NATO has institutionalized the principle that an attack against one is an attack against all though the process I use described. The focus of NATO’s efforts is to deter and, if necessary, defend against an attack against its territory. That’s how the plans are drawn up, the training is conducted, and the forces are commanded.
The United States cannot tell its armed forces to defend Poland but not Germany, because these forces are integrated into an operational structure designed to defend both. From NATO’s perspective, all of its members’ territory is a single theater of operations. Indeed, it was long assumed that this theater included the territory of neutral nations like Sweden and Finland before they joined NATO, since the defense of Norway and Denmark likely required the defense of those nations as well.

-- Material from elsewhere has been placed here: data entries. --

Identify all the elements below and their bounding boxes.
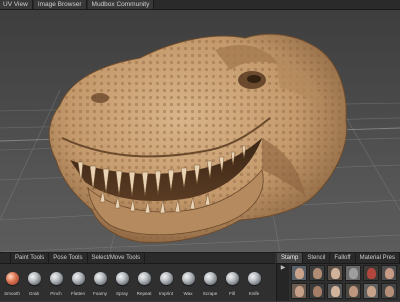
3d-viewport[interactable] [0,10,400,252]
stamp-tray-tabs: Stamp Stencil Falloff Material Pres [277,253,400,264]
stamp-thumb[interactable] [363,283,379,299]
tab-stencil[interactable]: Stencil [303,253,331,263]
stamp-thumb[interactable] [345,265,361,281]
tool-foamy[interactable]: Foamy [89,264,111,300]
flatten-brush-icon [71,272,85,285]
tool-label: Fill [229,291,235,296]
stamp-thumb[interactable] [309,265,325,281]
tab-mudbox-community[interactable]: Mudbox Community [87,0,155,9]
tab-image-browser[interactable]: Image Browser [33,0,87,9]
stamp-thumb[interactable] [345,283,361,299]
foamy-brush-icon [93,272,107,285]
tool-tray-tabs: Paint Tools Pose Tools Select/Move Tools [0,253,275,264]
tool-smooth[interactable]: Smooth [1,264,23,300]
tool-label: Knife [248,291,260,296]
pinch-brush-icon [49,272,63,285]
tool-label: Foamy [92,291,108,296]
tool-scrape[interactable]: Scrape [199,264,221,300]
grab-brush-icon [27,272,41,285]
tab-select-move-tools[interactable]: Select/Move Tools [88,253,146,263]
smooth-brush-icon [5,272,19,285]
tab-paint-tools[interactable]: Paint Tools [11,253,50,263]
tool-imprint[interactable]: Imprint [155,264,177,300]
scrape-brush-icon [203,272,217,285]
stamp-thumbnails [290,264,400,302]
tool-spray[interactable]: Spray [111,264,133,300]
stamp-thumb[interactable] [291,265,307,281]
tool-label: Grab [28,291,40,296]
top-tab-bar: UV View Image Browser Mudbox Community [0,0,400,10]
spray-brush-icon [115,272,129,285]
stamp-thumb[interactable] [291,283,307,299]
tool-fill[interactable]: Fill [221,264,243,300]
repeat-brush-icon [137,272,151,285]
stamp-thumb[interactable] [381,265,397,281]
stamp-side-strip: ▶ [277,264,289,301]
viewport-scene [0,33,400,252]
tool-tray: Paint Tools Pose Tools Select/Move Tools… [0,252,400,301]
stamp-thumb[interactable] [363,265,379,281]
tool-grab[interactable]: Grab [23,264,45,300]
tab-sculpt-tools[interactable] [0,253,11,263]
tool-repeat[interactable]: Repeat [133,264,155,300]
tab-material-presets[interactable]: Material Pres [356,253,400,263]
imprint-brush-icon [159,272,173,285]
tool-pinch[interactable]: Pinch [45,264,67,300]
tool-flatten[interactable]: Flatten [67,264,89,300]
fill-brush-icon [225,272,239,285]
tool-label: Scrape [202,291,218,296]
nostril [91,93,109,103]
tool-label: Flatten [70,291,86,296]
play-icon[interactable]: ▶ [281,264,286,272]
tool-label: Smooth [4,291,20,296]
stamp-thumb[interactable] [309,283,325,299]
tool-label: Spray [115,291,128,296]
wax-brush-icon [181,272,195,285]
tool-label: Wax [183,291,193,296]
sculpt-tools-shelf: Smooth Grab Pinch Flatten Foamy Spray Re… [0,264,276,301]
tab-stamp[interactable]: Stamp [277,253,304,263]
stamp-thumb[interactable] [327,283,343,299]
tool-label: Repeat [136,291,152,296]
knife-brush-icon [247,272,261,285]
t-rex-skull-model [48,33,348,244]
tool-knife[interactable]: Knife [243,264,265,300]
stamp-thumb[interactable] [327,265,343,281]
stamp-thumb[interactable] [381,283,397,299]
tool-wax[interactable]: Wax [177,264,199,300]
tool-label: Pinch [50,291,62,296]
tab-pose-tools[interactable]: Pose Tools [49,253,88,263]
tab-falloff[interactable]: Falloff [330,253,356,263]
tab-uv-view[interactable]: UV View [0,0,33,9]
tool-label: Imprint [158,291,174,296]
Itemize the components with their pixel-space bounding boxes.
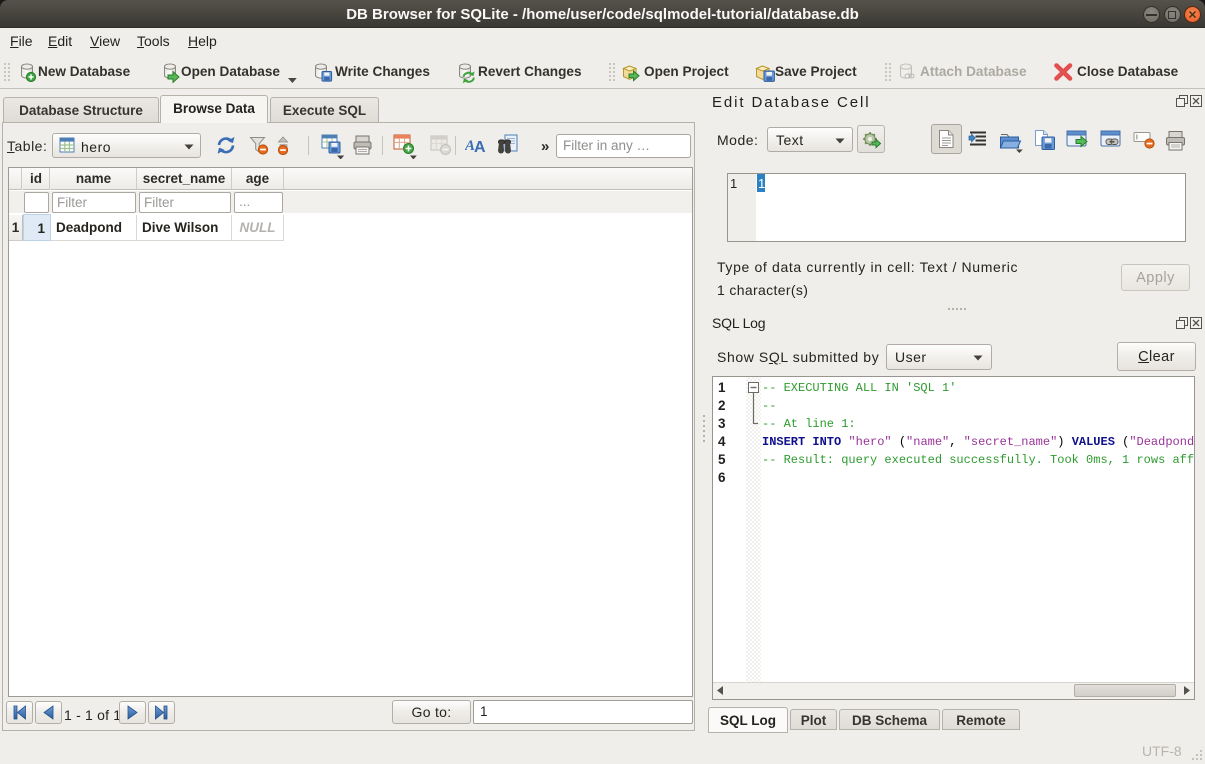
svg-text:Open Database: Open Database [181,64,280,79]
svg-text:Attach Database: Attach Database [920,64,1027,79]
svg-text:Open Project: Open Project [644,64,729,79]
svg-text:A: A [474,139,486,156]
svg-text:Revert Changes: Revert Changes [478,64,582,79]
svg-text:Save Project: Save Project [775,64,857,79]
svg-text:New Database: New Database [38,64,131,79]
svg-text:Write Changes: Write Changes [335,64,430,79]
svg-text:Close Database: Close Database [1077,64,1179,79]
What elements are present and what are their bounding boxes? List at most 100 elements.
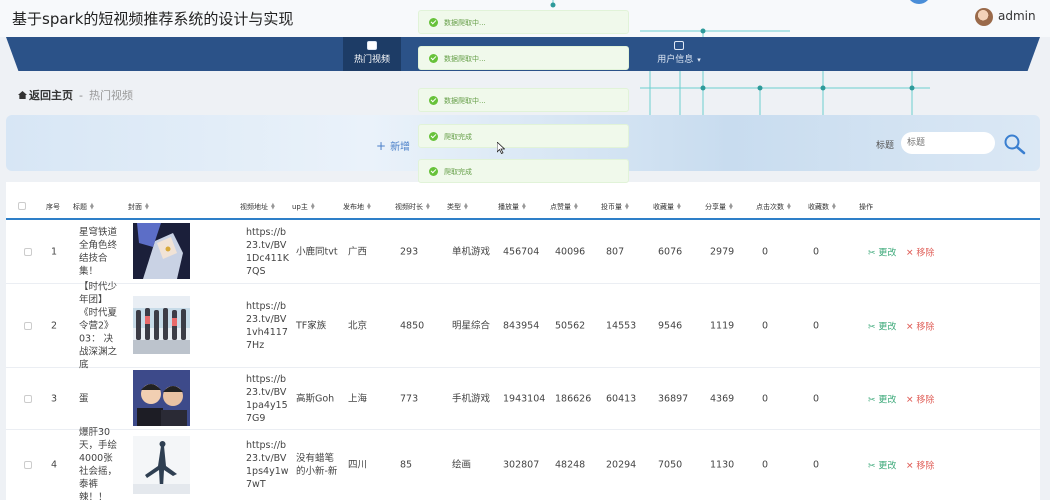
row-checkbox[interactable]: [24, 248, 32, 256]
delete-button[interactable]: ✕ 移除: [906, 459, 934, 472]
cell-index: 2: [51, 320, 58, 331]
col-uploader[interactable]: up主 ▲ ▼: [292, 202, 315, 212]
chevron-down-icon: ▾: [697, 56, 701, 64]
video-icon: [367, 41, 377, 50]
cell-uploader: 小鹿同tvt: [296, 246, 338, 257]
cell-shares: 4369: [710, 393, 735, 404]
add-button[interactable]: + 新增: [376, 138, 410, 153]
search-icon[interactable]: [1003, 133, 1027, 155]
edit-button[interactable]: ✂ 更改: [868, 319, 896, 332]
cell-location: 广西: [348, 246, 368, 257]
edit-button[interactable]: ✂ 更改: [868, 459, 896, 472]
video-table: 序号 标题 ▲ ▼ 封面 ▲ ▼ 视频地址 ▲ ▼ up主 ▲ ▼ 发布地 ▲ ▼ 视频时长 ▲ ▼ 类…: [6, 182, 1040, 500]
cell-url[interactable]: https://b23.tv/BV1vh41177Hz: [246, 300, 292, 352]
user-avatar[interactable]: [975, 8, 993, 26]
row-checkbox[interactable]: [24, 395, 32, 403]
breadcrumb: 返回主页 - 热门视频: [18, 87, 133, 103]
col-duration[interactable]: 视频时长 ▲ ▼: [395, 202, 430, 212]
col-cover[interactable]: 封面 ▲ ▼: [128, 202, 149, 212]
cell-plays: 1943104: [503, 393, 546, 404]
video-cover[interactable]: [133, 296, 190, 354]
breadcrumb-home[interactable]: 返回主页: [29, 89, 73, 102]
col-location[interactable]: 发布地 ▲ ▼: [343, 202, 371, 212]
edit-icon: ✂: [868, 248, 876, 258]
close-icon: ✕: [906, 395, 914, 405]
table-row: 1 星穹铁道全角色终结技合集！ https://b23.tv/BV1Dc411K…: [6, 220, 1040, 284]
cell-plays: 843954: [503, 320, 540, 331]
cell-location: 上海: [348, 393, 368, 404]
col-plays[interactable]: 播放量 ▲ ▼: [498, 202, 526, 212]
table-row: 4 爆肝30天，手绘4000张社会摇，泰裤辣！！ https://b23.tv/…: [6, 427, 1040, 500]
edit-icon: ✂: [868, 461, 876, 472]
edit-button[interactable]: ✂ 更改: [868, 245, 896, 258]
col-coins[interactable]: 投币量 ▲ ▼: [601, 202, 629, 212]
video-cover[interactable]: [133, 223, 190, 279]
sort-icon: ▲ ▼: [426, 202, 430, 211]
app-title: 基于spark的短视频推荐系统的设计与实现: [12, 10, 294, 28]
id-card-icon: [674, 41, 684, 50]
cell-shares: 1130: [710, 459, 735, 471]
cell-collects: 0: [813, 459, 820, 471]
cell-clicks: 0: [762, 320, 769, 331]
sort-icon: ▲ ▼: [90, 202, 94, 211]
sort-icon: ▲ ▼: [729, 202, 733, 211]
close-icon: ✕: [906, 248, 914, 258]
cell-coins: 807: [606, 246, 625, 257]
toast-message: 数据爬取中...: [418, 10, 629, 34]
cell-url[interactable]: https://b23.tv/BV1Dc411K7QS: [246, 226, 292, 278]
sort-icon: ▲ ▼: [464, 202, 468, 211]
toast-message: 爬取完成: [418, 159, 629, 183]
success-icon: [429, 132, 438, 141]
col-shares[interactable]: 分享量 ▲ ▼: [705, 202, 733, 212]
sort-icon: ▲ ▼: [574, 202, 578, 211]
nav-item-label: 热门视频: [353, 55, 390, 65]
cell-url[interactable]: https://b23.tv/BV1ps4y1w7wT: [246, 439, 292, 491]
cell-favorites: 6076: [658, 246, 683, 257]
cell-shares: 2979: [710, 246, 735, 257]
row-checkbox[interactable]: [24, 461, 32, 469]
toast-message: 数据爬取中...: [418, 88, 629, 112]
cell-url[interactable]: https://b23.tv/BV1pa4y157G9: [246, 373, 292, 425]
toast-text: 爬取完成: [444, 168, 472, 176]
col-category[interactable]: 类型 ▲ ▼: [447, 202, 468, 212]
success-icon: [429, 167, 438, 176]
delete-button[interactable]: ✕ 移除: [906, 392, 934, 405]
delete-button[interactable]: ✕ 移除: [906, 245, 934, 258]
cell-coins: 14553: [606, 320, 637, 331]
select-all-checkbox[interactable]: [18, 202, 26, 210]
col-url[interactable]: 视频地址 ▲ ▼: [240, 202, 275, 212]
cell-uploader: TF家族: [296, 320, 327, 331]
row-checkbox[interactable]: [24, 322, 32, 330]
sort-icon: ▲ ▼: [832, 202, 836, 211]
user-name[interactable]: admin: [998, 9, 1036, 23]
cell-likes: 186626: [555, 393, 592, 404]
edit-icon: ✂: [868, 322, 876, 332]
cell-likes: 50562: [555, 320, 586, 331]
video-cover[interactable]: [133, 370, 190, 426]
col-favorites[interactable]: 收藏量 ▲ ▼: [653, 202, 681, 212]
sort-icon: ▲ ▼: [677, 202, 681, 211]
col-actions: 操作: [859, 203, 873, 211]
col-likes[interactable]: 点赞量 ▲ ▼: [550, 202, 578, 212]
delete-button[interactable]: ✕ 移除: [906, 319, 934, 332]
sort-icon: ▲ ▼: [271, 202, 275, 211]
cell-favorites: 7050: [658, 459, 683, 471]
cell-uploader: 没有蜡笔的小新-新: [296, 453, 338, 477]
col-clicks[interactable]: 点击次数 ▲ ▼: [756, 202, 791, 212]
breadcrumb-current: 热门视频: [88, 89, 133, 102]
edit-button[interactable]: ✂ 更改: [868, 392, 896, 405]
nav-item-user-info[interactable]: 用户信息 ▾: [639, 37, 719, 71]
nav-item-hot-videos[interactable]: 热门视频: [343, 37, 401, 71]
cell-collects: 0: [813, 393, 820, 404]
cell-title: 爆肝30天，手绘4000张社会摇，泰裤辣！！: [79, 427, 118, 500]
col-collects[interactable]: 收藏数 ▲ ▼: [808, 202, 836, 212]
video-cover[interactable]: [133, 436, 190, 494]
sort-icon: ▲ ▼: [367, 202, 371, 211]
cell-duration: 773: [400, 393, 419, 404]
title-search-input[interactable]: [901, 132, 995, 154]
cell-index: 1: [51, 246, 58, 257]
cell-coins: 60413: [606, 393, 637, 404]
close-icon: ✕: [906, 322, 914, 332]
col-title[interactable]: 标题 ▲ ▼: [73, 202, 94, 212]
toast-text: 数据爬取中...: [444, 55, 486, 63]
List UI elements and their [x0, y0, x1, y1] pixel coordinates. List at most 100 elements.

That is why Trump’s idea of defending some allies but not others is nonsensical. Like every other ally, Trump has two choices: he can opt to participate in the collective defense of NATO or he can decide not to do so. The first option is what NATO is all about. The second would mean the effective withdrawal from the Alliance.
When it comes to NATO, you’re either in or out. You can’t be half in and half out.
Presented with the proposition you put forward, i.e. "you're either in or out...you can't be half in and half out," Trump gives every indication that his response would be, "OK, we're out." In light of this, the relevant question for anyone who values the Alliance isn’t whether Trump understands NATO. It’s whether European NATO understands Trump. If Europe gets Trump wrong, he’ll do what he wants, and Europe will be left to pick up the pieces. If they get him right, and act accordingly, he’ll still do pretty much what he wants, but is more likely to do so in a way that Europe can accommodate, and that NATO can survive.
Trump personalizes everything. With him it’s always “So, what have you done for me lately?”. He’s, of course, applying this to NATO. He actually doesn’t care about the past or about larger concepts of maintaining peace in a dangerous and complicated world.